El Evangelio en el Salmo 119

Annamarie Sauter: ¡Qué asombrosa es la gracia de Dios!

Nancy DeMoss Wolgemuth: Y lo más sorprendente aún es que aquellas que estamos en Cristo, hemos quedado sin culpa ante un Dios santo. Benditas son aquellas cuyo camino es perfecto. No podemos ser benditas porque nuestro caminar no está libre de culpa. Jesús está libre de culpa. Él es bendito. Él es libre de pecado, pero tomó el lugar de los pecadores. Tomó nuestra maldición para que pudiéramos ser libres de culpa, para que nosotras fuéramos bienaventuradas.

Annamarie: Estás escuchando Aviva Nuestros Corazones con Nancy DeMoss Wolgemuth, en la voz de Patricia de Saladín. La lectura para hoy en el reto Mujer Verdadera 365 es Hechos capítulos 8 y 9.

Aquí está Nancy en la serie titulada, «Vivifícame conforme a tu Palabra».

Nancy: Hoy concluimos esta serie y quiero hablarles del evangelio contenido en el Salmo 119, de cómo vemos a Cristo y cómo vemos el evangelio. Déjenme empezar por el primer párrafo. Lo voy a leer para que después hablemos de cómo vemos el evangelio en estos versículos.

Salmo 119, de los versículos 1-4: ¡Cuán bienaventurados son los de camino perfecto, los que andan en la ley del SEÑOR! ¡Cuán bienaventurados son los que guardan sus testimonios, y con todo el corazón le buscan! No cometen iniquidad, sino que andan en sus caminos. Tú has ordenado tus preceptos, para que los guardemos con diligencia.

Para empezar, vemos cómo este salmo empieza estableciendo un estándar. ¿Cuál es el estándar de Dios para nosotras? ¡Santidad! ¡Perfección! Se trata de mantenernos libres de culpa, de guardar Sus testimonios, de buscarle con todo el corazón, de no hacer lo malo, de obedecer Su Palabra con diligencia. Perfección. Me viene a la memoria lo que dijo Jesús en Mateo capítulo 5 versículo 48 mientras pronunciaba el Sermón del Monte: «Por tanto, sed vosotros perfectos como vuestro Padre celestial es perfecto».

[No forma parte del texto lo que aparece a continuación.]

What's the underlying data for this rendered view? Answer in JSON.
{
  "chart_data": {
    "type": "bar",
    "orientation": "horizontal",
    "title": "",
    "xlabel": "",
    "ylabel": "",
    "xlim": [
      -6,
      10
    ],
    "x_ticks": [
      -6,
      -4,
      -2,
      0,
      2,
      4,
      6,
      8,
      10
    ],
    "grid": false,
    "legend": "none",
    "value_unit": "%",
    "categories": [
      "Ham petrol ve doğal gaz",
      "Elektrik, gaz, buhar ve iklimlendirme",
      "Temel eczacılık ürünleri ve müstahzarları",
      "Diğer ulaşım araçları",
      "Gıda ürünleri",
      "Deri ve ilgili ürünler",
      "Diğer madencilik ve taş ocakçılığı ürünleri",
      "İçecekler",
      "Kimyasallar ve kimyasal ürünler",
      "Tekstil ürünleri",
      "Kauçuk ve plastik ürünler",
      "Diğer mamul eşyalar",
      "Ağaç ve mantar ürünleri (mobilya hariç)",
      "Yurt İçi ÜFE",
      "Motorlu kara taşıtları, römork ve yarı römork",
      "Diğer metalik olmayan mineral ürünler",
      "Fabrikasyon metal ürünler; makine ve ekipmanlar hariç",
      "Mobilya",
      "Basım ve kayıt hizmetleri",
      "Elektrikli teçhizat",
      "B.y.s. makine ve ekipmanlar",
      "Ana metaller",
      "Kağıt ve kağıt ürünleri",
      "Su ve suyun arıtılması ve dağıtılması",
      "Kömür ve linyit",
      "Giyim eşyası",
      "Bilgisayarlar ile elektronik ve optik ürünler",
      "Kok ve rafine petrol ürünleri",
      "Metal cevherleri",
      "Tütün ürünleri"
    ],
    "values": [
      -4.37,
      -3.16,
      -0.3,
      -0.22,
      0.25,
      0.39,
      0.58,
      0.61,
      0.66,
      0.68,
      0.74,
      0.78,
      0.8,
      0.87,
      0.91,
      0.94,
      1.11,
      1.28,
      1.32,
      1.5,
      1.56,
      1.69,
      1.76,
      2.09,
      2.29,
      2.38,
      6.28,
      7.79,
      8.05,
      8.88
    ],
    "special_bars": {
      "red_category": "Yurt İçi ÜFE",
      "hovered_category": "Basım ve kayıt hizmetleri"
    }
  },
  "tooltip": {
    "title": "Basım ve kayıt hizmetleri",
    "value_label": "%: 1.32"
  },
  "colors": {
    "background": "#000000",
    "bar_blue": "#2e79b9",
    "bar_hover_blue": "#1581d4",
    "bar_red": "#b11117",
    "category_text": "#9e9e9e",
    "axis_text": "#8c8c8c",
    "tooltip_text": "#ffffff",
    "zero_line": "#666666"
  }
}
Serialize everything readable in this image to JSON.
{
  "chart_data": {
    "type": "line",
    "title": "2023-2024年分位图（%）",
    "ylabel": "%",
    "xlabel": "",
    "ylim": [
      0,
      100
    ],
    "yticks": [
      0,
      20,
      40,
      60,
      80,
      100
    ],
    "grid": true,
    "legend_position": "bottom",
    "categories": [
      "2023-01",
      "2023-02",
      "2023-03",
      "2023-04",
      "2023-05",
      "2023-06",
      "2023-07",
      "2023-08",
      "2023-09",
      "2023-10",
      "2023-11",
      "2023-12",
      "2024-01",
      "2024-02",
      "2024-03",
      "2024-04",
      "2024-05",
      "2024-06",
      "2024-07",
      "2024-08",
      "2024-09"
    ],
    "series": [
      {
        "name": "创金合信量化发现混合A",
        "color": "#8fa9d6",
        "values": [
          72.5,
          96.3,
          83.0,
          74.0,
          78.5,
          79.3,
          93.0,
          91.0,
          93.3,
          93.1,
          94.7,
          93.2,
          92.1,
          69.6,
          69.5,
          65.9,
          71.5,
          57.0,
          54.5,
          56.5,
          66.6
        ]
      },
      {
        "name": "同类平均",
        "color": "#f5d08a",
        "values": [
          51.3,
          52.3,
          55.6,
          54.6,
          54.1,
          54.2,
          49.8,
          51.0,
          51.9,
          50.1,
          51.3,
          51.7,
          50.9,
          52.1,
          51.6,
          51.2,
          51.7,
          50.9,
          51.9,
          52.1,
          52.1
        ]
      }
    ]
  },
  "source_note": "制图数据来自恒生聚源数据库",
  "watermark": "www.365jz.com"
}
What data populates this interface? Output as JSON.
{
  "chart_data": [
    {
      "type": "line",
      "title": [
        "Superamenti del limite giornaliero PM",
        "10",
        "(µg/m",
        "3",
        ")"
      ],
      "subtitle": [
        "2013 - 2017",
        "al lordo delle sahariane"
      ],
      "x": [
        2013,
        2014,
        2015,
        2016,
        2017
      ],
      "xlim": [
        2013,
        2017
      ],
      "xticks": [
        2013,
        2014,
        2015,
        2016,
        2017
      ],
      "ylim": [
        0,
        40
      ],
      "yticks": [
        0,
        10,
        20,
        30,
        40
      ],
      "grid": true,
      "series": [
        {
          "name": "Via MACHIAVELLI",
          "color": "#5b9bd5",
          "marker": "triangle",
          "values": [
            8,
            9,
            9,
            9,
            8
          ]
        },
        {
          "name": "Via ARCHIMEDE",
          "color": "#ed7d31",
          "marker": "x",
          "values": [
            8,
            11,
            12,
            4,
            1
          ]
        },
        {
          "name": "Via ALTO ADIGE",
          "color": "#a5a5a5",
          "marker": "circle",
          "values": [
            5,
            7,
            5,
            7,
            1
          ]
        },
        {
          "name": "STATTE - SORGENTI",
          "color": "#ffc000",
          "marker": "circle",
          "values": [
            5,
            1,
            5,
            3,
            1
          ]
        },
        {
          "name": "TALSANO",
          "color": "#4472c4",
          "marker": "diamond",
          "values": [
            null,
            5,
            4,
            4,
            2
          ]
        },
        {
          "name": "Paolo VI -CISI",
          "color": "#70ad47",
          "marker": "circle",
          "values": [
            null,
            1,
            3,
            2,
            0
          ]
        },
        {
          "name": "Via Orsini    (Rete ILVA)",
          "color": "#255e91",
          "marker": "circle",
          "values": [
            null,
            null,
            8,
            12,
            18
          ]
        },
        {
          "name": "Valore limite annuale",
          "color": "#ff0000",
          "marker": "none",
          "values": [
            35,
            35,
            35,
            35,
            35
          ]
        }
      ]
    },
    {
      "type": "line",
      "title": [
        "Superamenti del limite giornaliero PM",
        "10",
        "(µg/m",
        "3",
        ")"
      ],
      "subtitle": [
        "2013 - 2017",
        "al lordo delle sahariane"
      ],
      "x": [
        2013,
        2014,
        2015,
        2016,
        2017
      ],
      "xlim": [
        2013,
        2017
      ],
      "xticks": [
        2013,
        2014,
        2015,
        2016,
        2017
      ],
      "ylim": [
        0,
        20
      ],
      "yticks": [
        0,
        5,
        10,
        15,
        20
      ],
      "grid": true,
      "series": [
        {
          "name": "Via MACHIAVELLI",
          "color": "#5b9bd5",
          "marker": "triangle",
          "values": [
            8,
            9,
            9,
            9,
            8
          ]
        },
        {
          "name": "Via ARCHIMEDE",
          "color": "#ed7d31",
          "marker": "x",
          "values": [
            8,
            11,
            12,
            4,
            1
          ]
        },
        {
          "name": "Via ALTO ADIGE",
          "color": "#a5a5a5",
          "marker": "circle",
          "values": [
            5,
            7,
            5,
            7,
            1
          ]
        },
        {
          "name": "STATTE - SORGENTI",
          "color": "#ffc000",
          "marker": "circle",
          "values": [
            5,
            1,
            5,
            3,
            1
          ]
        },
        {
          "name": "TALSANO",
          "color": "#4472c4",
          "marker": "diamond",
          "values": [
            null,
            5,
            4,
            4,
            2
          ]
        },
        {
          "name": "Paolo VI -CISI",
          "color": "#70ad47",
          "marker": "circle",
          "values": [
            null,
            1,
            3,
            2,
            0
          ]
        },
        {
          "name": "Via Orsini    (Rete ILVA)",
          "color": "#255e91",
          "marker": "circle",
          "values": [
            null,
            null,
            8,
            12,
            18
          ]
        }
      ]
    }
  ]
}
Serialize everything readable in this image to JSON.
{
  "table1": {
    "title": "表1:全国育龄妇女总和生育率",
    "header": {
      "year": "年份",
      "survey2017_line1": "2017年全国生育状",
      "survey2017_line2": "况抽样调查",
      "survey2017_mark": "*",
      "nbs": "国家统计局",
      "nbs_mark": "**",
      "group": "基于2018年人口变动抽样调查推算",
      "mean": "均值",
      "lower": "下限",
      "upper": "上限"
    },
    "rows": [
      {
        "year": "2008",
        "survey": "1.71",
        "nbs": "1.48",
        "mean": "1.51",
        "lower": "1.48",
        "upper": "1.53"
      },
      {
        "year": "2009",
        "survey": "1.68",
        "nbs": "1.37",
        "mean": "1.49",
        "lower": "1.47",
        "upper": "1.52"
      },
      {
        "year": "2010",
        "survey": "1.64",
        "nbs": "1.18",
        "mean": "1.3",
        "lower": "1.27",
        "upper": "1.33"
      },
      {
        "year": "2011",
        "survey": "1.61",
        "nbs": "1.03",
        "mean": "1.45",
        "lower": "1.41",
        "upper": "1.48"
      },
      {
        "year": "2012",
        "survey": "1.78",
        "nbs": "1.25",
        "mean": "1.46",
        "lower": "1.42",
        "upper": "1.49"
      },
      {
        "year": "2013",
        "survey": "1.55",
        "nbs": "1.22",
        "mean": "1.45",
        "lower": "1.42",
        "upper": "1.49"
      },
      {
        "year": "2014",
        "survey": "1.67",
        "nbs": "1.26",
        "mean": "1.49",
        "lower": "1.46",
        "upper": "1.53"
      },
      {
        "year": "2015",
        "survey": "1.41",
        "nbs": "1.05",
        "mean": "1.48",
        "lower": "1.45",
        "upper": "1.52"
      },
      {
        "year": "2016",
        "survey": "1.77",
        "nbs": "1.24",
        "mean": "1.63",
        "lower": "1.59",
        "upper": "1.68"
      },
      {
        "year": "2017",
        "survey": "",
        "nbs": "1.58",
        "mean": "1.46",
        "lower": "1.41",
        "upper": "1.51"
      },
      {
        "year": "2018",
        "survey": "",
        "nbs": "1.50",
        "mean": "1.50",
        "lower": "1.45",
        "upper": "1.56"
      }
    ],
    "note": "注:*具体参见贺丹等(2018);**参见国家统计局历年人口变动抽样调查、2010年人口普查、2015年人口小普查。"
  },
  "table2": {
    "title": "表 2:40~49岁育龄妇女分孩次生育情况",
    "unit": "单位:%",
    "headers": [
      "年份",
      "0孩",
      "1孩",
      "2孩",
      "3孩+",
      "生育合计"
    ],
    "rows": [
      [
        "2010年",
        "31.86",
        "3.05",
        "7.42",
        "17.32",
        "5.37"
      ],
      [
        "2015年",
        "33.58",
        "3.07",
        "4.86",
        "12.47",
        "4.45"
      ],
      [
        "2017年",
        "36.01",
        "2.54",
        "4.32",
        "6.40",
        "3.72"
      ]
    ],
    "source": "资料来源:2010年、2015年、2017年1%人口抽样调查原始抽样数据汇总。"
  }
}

Esta es una gran introducción: «Bienaventurados los...» Y pensamos, ¡wao! ¡Quiero ser bendecida! ¿Cómo puedo ser bendecida? «Bendecidos son aquellos libres de culpa». Bueno, eso no suena a buenas nuevas, pero es importante para que entiendas lo que es el evangelio: hasta que no reconozcas cuál es el estándar de Dios y aceptes que Su estándar es perfecto, no vas a entender el mensaje del evangelio.

A lo largo del Salmo 119, vemos que el estándar de Dios, Su ley, es recta. No es injusto que Él te diga que tienes que ser perfecta. Su ley es perfecta. En el versículo 137, leemos: «Justo eres tú, SEÑOR, y rectos tus juicios».No solo el estándar de Dios es perfecto para nuestras vidas —y para todo ser humano— sino que este es justo. Es correcto.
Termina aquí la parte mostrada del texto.